Pazar

boşa kürek çekmek... sonsuza kadar bunu yapamaz ki insan... farkında olduğunda bırakır herşeyi.. pes etmek tam da burada başlar işte... ve ne tehlikelidir umudun yitmesi... uyanmak gibi...

Perşembe

"sanırım,bugünlerde seni es geçtim, özür dilerim." cümlesinde " seni es geçtim" ile anlatılmak istenen aşağıdakilerden hangisidir?
a) bugünlerde hayatımda olduğunu bile unutmuşum...
b) umrumda bile olmadın
c) keyfime baktım
d) hepsi

Çarşamba

yıllar giriyor uzunca yollar giriyor insanların arasına.. yıllarca katlanıyorlar.. sabırla bekliyorlar..
tüm buları aşabilmek ve sonrasın birkaç haftalık uzaklığa yenilmek...
bu kavurucu sıcakta buz gibi bir hava... şehrin bu kalabalığında koca bir yalnızlık hali... bu gürültünün ortasında kirli bir sessizlik hali..
umarsız... kendince yaşayanlar...
belki önemsemiş olsaydı...
alıştırıyorlar ve sevdiriyorlar yalnızlığı...

Cuma

başka bir bakış... "bizim büyük çaresizliğimiz"

"okumak kimilerine yazmayı öğretir, bana ise yazmamayı öğretti"
"siz erkekler neden böylesiniz? biz de sizin gibiyiz, kelebek değiliz, kitap değiliz..kelebek değiliz..."
Seyfi Teoman'ın 2. filmi olan BBÇ'yi izlemekten kendimi mahrum bırakmadığım için mutluluk duyuyorum. Çeşitli sitelerde bir sürü yorum okudum filme dair: Filme bayılanlar bir tarafta , hiçbişiy anlamayanlar bir tarafa toplanmıştı sanki.. Ve filmi izlemeye karar verdim.. film sonunda suratımda bir gülümseme, içimde son zamanlarda içime sinen derin bir o kadar da yalın bir filmi izlemenin doygunluğu vardı. yani kısacası ben de artık filme bayılanlar tarafında yer alıyorum..
2 çocukluk arkadaşının ortaklaşa sürdürdüğü bir hayat... derin ancak bir o kadar da şeffaf aşk ve dostluk öyküsü... itiraflar, gerginlikler, sevgi, bağ, çaresizlikle sürüp giden sade ve derin cümlelerle şiir gibi başlayıp şiir gibi biten bir film..

Salı

yok mu planlarınız?

sorarlar genelde... yok mu ileriye dair bir planın diye? hiç bişiy .. yani hiçbir planı olmayanı anlamazlar... ama yok.. tek bir hayalim ve tek bir planım yok... en başta umudumun olması gerekir hayalim olması için umudum yok.. hayalimi hiçleştiren de bu.. ...
gereksiz memleketçilik tutkusu ile sarılmamış ruhum.. sarılmamış bedenim... ben sadece benim.. karşımdakini de insan olduğu için sevmişim... bunu öğretmiş bana sevgilim...
şimdi görüyor gözlerim... öğreten de yapıyor aynı şeyi... çekiyormuş kan bir şekilde .. insan olmasan bile katil olsan bile çekiyormuş kan bir şekilde.. öyle öğrettiler bana...memleketçilik buymuş işte...

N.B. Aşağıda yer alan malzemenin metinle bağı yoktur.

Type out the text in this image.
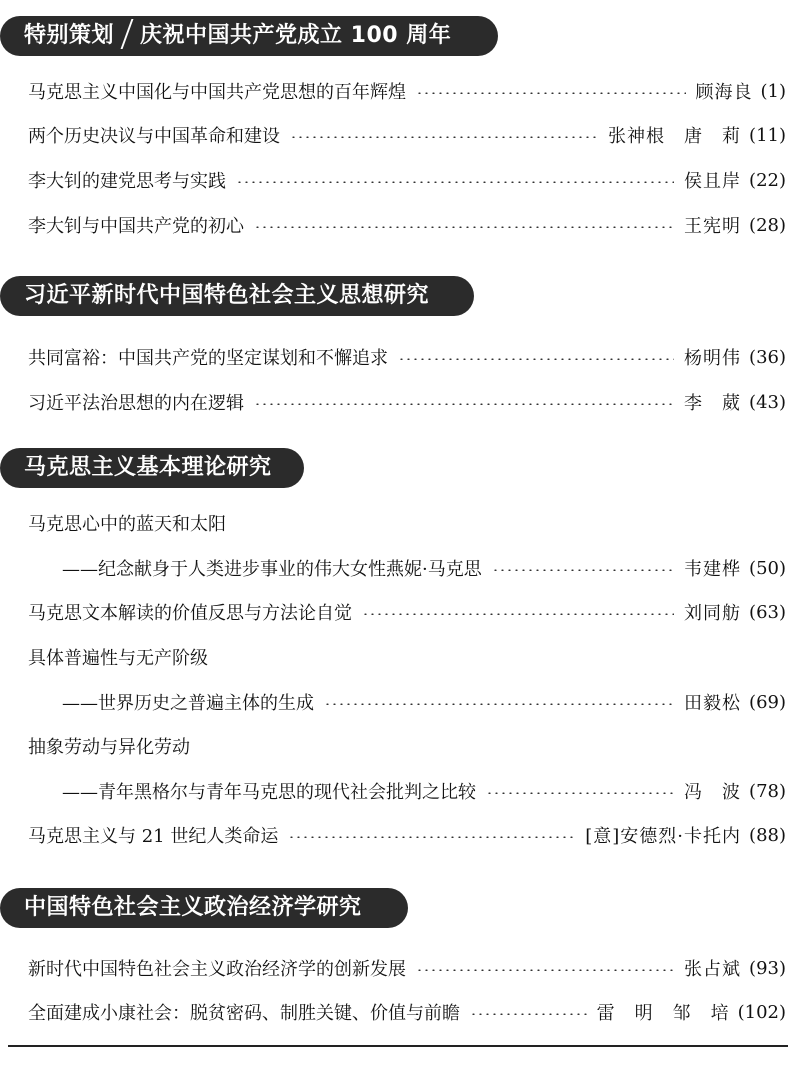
特别策划 庆祝中国共产党成立 100 周年
马克思主义中国化与中国共产党思想的百年辉煌	顾海良 (1)
两个历史决议与中国革命和建设	张神根　唐　莉 (11)
李大钊的建党思考与实践	侯且岸 (22)
李大钊与中国共产党的初心	王宪明 (28)
习近平新时代中国特色社会主义思想研究
共同富裕：中国共产党的坚定谋划和不懈追求	杨明伟 (36)
习近平法治思想的内在逻辑	李　葳 (43)
马克思主义基本理论研究
马克思心中的蓝天和太阳
——纪念献身于人类进步事业的伟大女性燕妮·马克思	韦建桦 (50)
马克思文本解读的价值反思与方法论自觉	刘同舫 (63)
具体普遍性与无产阶级
——世界历史之普遍主体的生成	田毅松 (69)
抽象劳动与异化劳动
——青年黑格尔与青年马克思的现代社会批判之比较	冯　波 (78)
马克思主义与 21 世纪人类命运	[意]安德烈·卡托内 (88)
中国特色社会主义政治经济学研究
新时代中国特色社会主义政治经济学的创新发展	张占斌 (93)
全面建成小康社会：脱贫密码、制胜关键、价值与前瞻	雷　明　邹　培 (102)
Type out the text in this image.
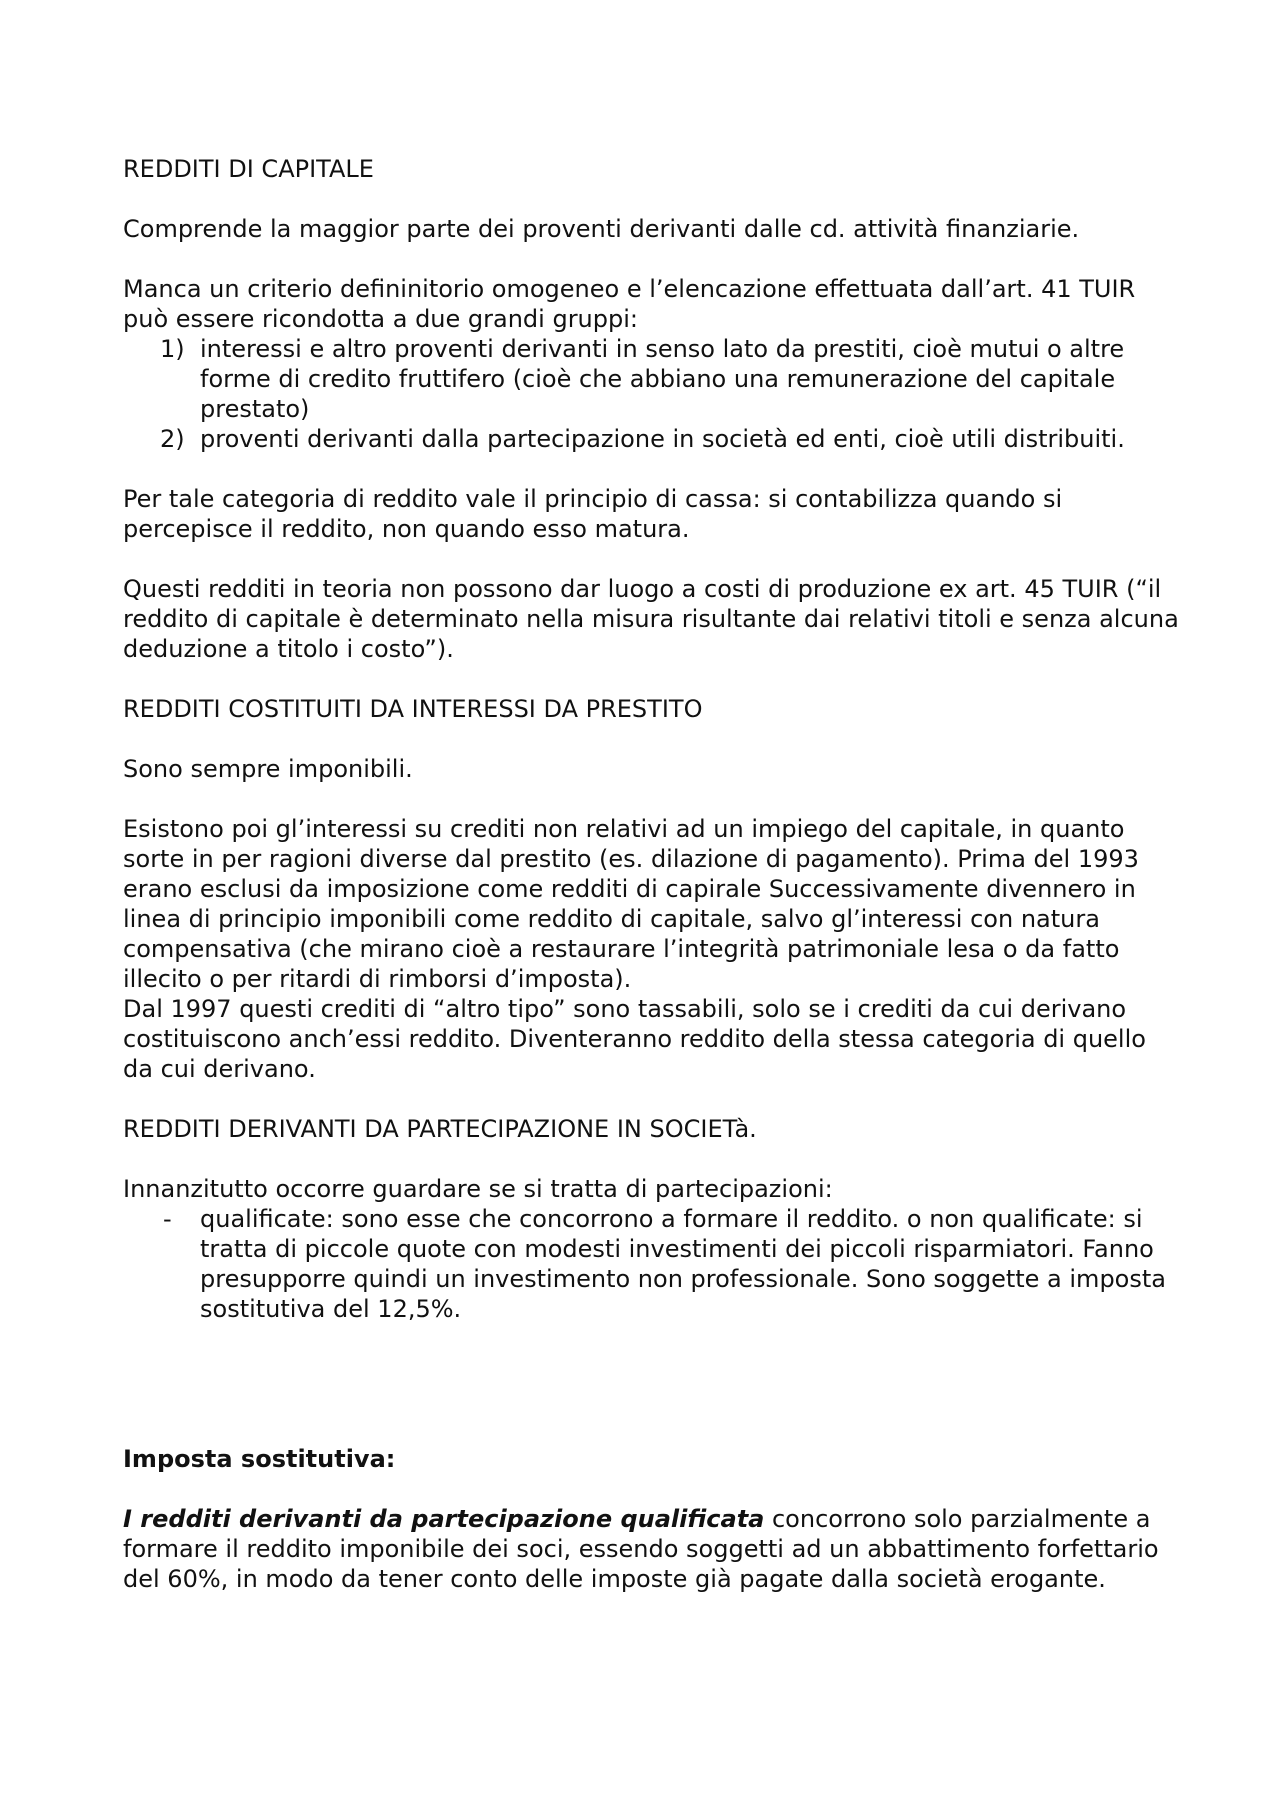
REDDITI DI CAPITALE

Comprende la maggior parte dei proventi derivanti dalle cd. attività finanziarie.

Manca un criterio defininitorio omogeneo e l’elencazione effettuata dall’art. 41 TUIR può essere ricondotta a due grandi gruppi:

1) interessi e altro proventi derivanti in senso lato da prestiti, cioè mutui o altre forme di credito fruttifero (cioè che abbiano una remunerazione del capitale prestato)
2) proventi derivanti dalla partecipazione in società ed enti, cioè utili distribuiti.

Per tale categoria di reddito vale il principio di cassa: si contabilizza quando si percepisce il reddito, non quando esso matura.

Questi redditi in teoria non possono dar luogo a costi di produzione ex art. 45 TUIR (“il reddito di capitale è determinato nella misura risultante dai relativi titoli e senza alcuna deduzione a titolo i costo”).

REDDITI COSTITUITI DA INTERESSI DA PRESTITO

Sono sempre imponibili.

Esistono poi gl’interessi su crediti non relativi ad un impiego del capitale, in quanto sorte in per ragioni diverse dal prestito (es. dilazione di pagamento). Prima del 1993 erano esclusi da imposizione come redditi di capirale Successivamente divennero in linea di principio imponibili come reddito di capitale, salvo gl’interessi con natura compensativa (che mirano cioè a restaurare l’integrità patrimoniale lesa o da fatto illecito o per ritardi di rimborsi d’imposta).

Dal 1997 questi crediti di “altro tipo” sono tassabili, solo se i crediti da cui derivano costituiscono anch’essi reddito. Diventeranno reddito della stessa categoria di quello da cui derivano.

REDDITI DERIVANTI DA PARTECIPAZIONE IN SOCIETà.

Innanzitutto occorre guardare se si tratta di partecipazioni:

- qualificate: sono esse che concorrono a formare il reddito. o non qualificate: si tratta di piccole quote con modesti investimenti dei piccoli risparmiatori. Fanno presupporre quindi un investimento non professionale. Sono soggette a imposta sostitutiva del 12,5%.

Imposta sostitutiva:

I redditi derivanti da partecipazione qualificata concorrono solo parzialmente a formare il reddito imponibile dei soci, essendo soggetti ad un abbattimento forfettario del 60%, in modo da tener conto delle imposte già pagate dalla società erogante.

sinema mezunu olduğum halde hala bir fotoğraf makinemin olmayışına parasızlık gözüyle bakılmadı bugün... dalga geçildi.. sonra da utanmadan kurduğum hayaller soruldu..:) önceleri güldüm.. 'bir hayalim yok' dedim. sonra acıdım ben de onlar gibi... halim öyleydi... ama yine de dalga geçilicek gibi de değildi..

dünyanın bizi götürdüğü yerler yada savurduğu yerler... ya da bizi uzunca hapis ettiği yerler mi demeliyim? bir yer işte .. çıkabilirsiniz belki ama inmeniz mümkün değil daha derine...
iyiki var dediğimiz insanlar gittikçe azalırken ben onu tüm kalbimle kucaklıyorum... kutsal adam iyiki var..

adem'le havva'nın güncesi (mark twain)

*Uyandığımda yalnız değildim artık. Uzun saçlı bir yaratık belirmişti yanımda. (Adem)

*Çiçekleri umursamıyor,beni umursamıyor, alacalı akşam göğünü umursamıyor, neyi umursuyor bilmem ki? (Havva)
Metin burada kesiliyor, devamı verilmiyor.